Amerikalı tanıdığım ailelerden bazıları çocuklarının doğum gününü ‘gereksiz masraf diyerek’ iki yılda bir kutluyor. Beş yılda bir kutlayanı bile var. Sevgililer Gününün, kapitalist sistemin insanların duygularını sömürerek para kazanmak için kullanıldığına inandıkları için kutlamayı reddeden insanlar biliyorum. Bayramlar ve özel günler geldiğinde tüketimin artmasından dolayı doğaya verdiği zararı düşünerek sancı çekip kıvranan ve bu sebepten dolayı bayramları kutlamayı reddeden insanlar tanıyorum.
2- Ortak Akıl
Yukarıda bahsetmiş olduğum Amerikan bayram ve kutlamaları ile ilgili konuda, topluma sunulan çözüm önerisinin Sn.Gülen ile paylaşıldığı ve onun da bu çözüme "olumlu" bir tepki verdiği söyleniyordu. Bununla ilgili bana en tuhaf gelen nokta ise; bilgi paylaşırken insanları inandırmak için hâlâ Sn.Gülen adının kullanılıyor olması. Bu da hâlâ toplumun "otorite ve tek adam" zihniyetinden kurtul(a)madığının bir göstergesidir.

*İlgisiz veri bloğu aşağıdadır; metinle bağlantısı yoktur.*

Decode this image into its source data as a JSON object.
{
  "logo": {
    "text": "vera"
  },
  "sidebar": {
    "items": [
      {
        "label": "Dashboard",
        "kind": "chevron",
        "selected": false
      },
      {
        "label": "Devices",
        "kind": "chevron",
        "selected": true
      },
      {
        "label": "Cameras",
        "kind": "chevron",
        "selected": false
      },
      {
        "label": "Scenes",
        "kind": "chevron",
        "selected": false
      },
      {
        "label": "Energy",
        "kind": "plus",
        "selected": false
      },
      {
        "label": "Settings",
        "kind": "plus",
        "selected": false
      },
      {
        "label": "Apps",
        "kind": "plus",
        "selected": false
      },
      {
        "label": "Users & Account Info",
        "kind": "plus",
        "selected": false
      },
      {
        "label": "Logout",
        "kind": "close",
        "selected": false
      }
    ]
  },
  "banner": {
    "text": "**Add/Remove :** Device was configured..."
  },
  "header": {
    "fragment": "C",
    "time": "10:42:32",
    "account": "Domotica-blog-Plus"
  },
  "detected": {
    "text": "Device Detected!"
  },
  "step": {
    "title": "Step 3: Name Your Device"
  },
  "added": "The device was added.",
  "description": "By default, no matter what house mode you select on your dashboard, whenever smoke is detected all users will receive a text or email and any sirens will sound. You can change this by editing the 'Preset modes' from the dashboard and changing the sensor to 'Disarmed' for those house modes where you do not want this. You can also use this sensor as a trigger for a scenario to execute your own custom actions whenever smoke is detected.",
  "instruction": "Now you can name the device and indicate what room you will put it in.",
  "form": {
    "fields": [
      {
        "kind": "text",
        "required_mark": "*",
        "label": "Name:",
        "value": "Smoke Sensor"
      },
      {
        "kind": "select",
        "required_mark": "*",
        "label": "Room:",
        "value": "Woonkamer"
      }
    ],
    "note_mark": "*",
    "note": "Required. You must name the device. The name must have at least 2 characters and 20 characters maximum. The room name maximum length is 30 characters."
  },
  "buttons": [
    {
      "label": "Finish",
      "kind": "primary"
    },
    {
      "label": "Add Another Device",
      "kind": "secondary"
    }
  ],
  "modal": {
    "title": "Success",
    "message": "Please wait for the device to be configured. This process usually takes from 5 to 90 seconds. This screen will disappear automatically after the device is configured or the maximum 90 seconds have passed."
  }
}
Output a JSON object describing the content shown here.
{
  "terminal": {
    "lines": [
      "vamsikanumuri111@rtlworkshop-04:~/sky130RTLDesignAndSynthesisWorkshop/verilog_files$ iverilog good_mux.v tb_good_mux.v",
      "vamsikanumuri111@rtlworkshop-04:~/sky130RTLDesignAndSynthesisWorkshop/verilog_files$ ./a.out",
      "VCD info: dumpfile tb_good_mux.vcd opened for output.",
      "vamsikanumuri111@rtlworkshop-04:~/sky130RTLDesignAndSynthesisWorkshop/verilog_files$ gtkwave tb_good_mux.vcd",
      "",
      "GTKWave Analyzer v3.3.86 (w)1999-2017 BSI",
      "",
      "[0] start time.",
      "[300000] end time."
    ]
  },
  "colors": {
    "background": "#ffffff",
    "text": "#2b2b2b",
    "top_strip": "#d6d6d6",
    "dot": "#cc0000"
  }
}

Benim bildiğim; Sn. Gülen'in yıllardır, "ısrarla" ortak akıl ile hareket edilmesi gerektiğini söylemesine, öğretmesine, tavsiye etmesine ve yazıyor olmasına rağmen hâlâ bu tarz yollara başvuruluyor olması cidden çok garip.
Problemleri masanın ortasında duran bir bardak gibi düşünün. Bulunduğunuz yerden bardağın sadece bir cephesini görebilirsiniz. Diğer yüzleri ise, birinin size ancak anlatması ile kafanızda şekillenebilir.
Bunun gibi, toplumunuzun yapısını tehdit ettiğini düşündüğünüz problemlerle de ancak "ortak akılla" mücadele edebilirsiniz. Çözümü bir kişiden beklemek yerine, kafa kafaya verip birbirinizin olaylara bakış açısını görerek, fikirlerini alarak ve ancak bunları göz önünde bulundurarak başarılı bir şekilde çözüm üretebilirsiniz. Herkes hayat tecrübesi ve mesleği icabı olaylara farklı şekilde yaklaşabilir. Farklı fikirleri bir tehdit olarak görmemelisiniz. Aksine, bardak misâlinde olduğu gibi; insanlara, problemlerin göremediğiniz yönlerini görmenizde yardımcı olduğu için teşekkür etmelisiniz.
Yukarıda, bayram ve kutlamalar ile ilgili sunulan çözüm önerisi ile aynı fikirde olmadığımı belirtmiştim. Maalesef Hizmet Hareketi’nde (HH) bir klasiktir, insanlara bir şeyi yaptırtmak için Sn. Gülen’in ismi çokça kullanılır. Kendisinin yıllarca kitaplarını okudum, vaazlarını dinledim, sohbetlerine katıldım. Sohbetlerini ‘defalarca’ birebir dinleme ve gözlemleme imkânım oldu. Soruların soruluş şekline ve Sn. Gülen'in cevap verme şekline dikkat etmeye çalıştım. Ve burada ilaveten kendi fikrimi de paylaşmak istiyorum. Ben şahsen kendi izlenim ve gözlemlerime dayanarak, Sn. Gülen’in sunulan bu çözüm önerisine olumlu baktığını düşünmüyorum. Belki ben de yanılıyorumdur. Kim bilir?